This invention relates, in general, to one shot circuits, and more particularly, to a resettable one shot circuit having noise rejection.
One shot circuits, also called monostable multi-vibrators, are well known and have been used in electronic circuits for a long time. Many digital systems use some kind of a one shot circuit as a delay network for resetting the system. This presettable delay allows the system to stablize during the initial power up time period, therefore allowing the oscillators, clocks, and other signals to be present before normal operation of the system. The one shot circuit can also be used as a small delay for preventing race conditions in digital systems. In addition, there are other applications such as frequency doublers and low pass filters.

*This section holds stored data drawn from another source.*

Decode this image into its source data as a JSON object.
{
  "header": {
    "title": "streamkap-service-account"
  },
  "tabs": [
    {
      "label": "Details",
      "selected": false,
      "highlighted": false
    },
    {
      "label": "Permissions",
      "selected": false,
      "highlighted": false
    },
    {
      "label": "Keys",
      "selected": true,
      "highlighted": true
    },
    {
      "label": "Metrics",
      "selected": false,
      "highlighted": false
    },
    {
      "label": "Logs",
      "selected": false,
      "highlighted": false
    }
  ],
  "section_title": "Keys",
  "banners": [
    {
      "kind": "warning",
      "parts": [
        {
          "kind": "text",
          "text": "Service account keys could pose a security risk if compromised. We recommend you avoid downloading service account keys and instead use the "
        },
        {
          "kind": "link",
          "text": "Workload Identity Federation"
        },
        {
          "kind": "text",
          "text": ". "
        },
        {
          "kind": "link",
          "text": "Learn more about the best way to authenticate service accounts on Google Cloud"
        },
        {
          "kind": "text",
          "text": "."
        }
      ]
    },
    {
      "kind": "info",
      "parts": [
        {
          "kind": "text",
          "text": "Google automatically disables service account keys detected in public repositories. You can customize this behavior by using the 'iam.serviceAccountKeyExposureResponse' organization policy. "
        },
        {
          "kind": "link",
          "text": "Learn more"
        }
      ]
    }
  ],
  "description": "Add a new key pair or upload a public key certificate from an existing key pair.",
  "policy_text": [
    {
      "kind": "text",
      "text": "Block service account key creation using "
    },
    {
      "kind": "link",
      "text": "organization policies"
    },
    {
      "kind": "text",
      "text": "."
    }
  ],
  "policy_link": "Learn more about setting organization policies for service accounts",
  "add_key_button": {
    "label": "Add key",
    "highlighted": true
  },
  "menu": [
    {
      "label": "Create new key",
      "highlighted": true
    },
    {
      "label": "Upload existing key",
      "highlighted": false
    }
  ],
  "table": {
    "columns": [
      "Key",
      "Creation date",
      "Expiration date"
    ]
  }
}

Some commercially available one shot circuits are MC14528 and MC14538 sold by Motorola, Inc. A highly accurate one shot multi-vibrator, having a large amount of digital circuitry, is disclosed in U.S. Pat. No. 3,768,026 which issued Oct. 23, 1973. The one shot disclosed in this patent uses the output to control a first logic gate thereby gating clock signals into the one shot multivibrator. Such a circuit while highly accurate requires considerable amounts of digital circuitry. Many applicatiohs do not require such a highly accurate one shot but do require a one shot which would consume a smaller amount of silicon area on an integrated circuit.
Accordingly, it is an object of the present invention to provide an improved one shot circuit which is retriggerable and resettable.
Another object of the present invention is to provide a one shot circuit which uses a feedback signal from the output to reject input noise and which operates in an analog fashion.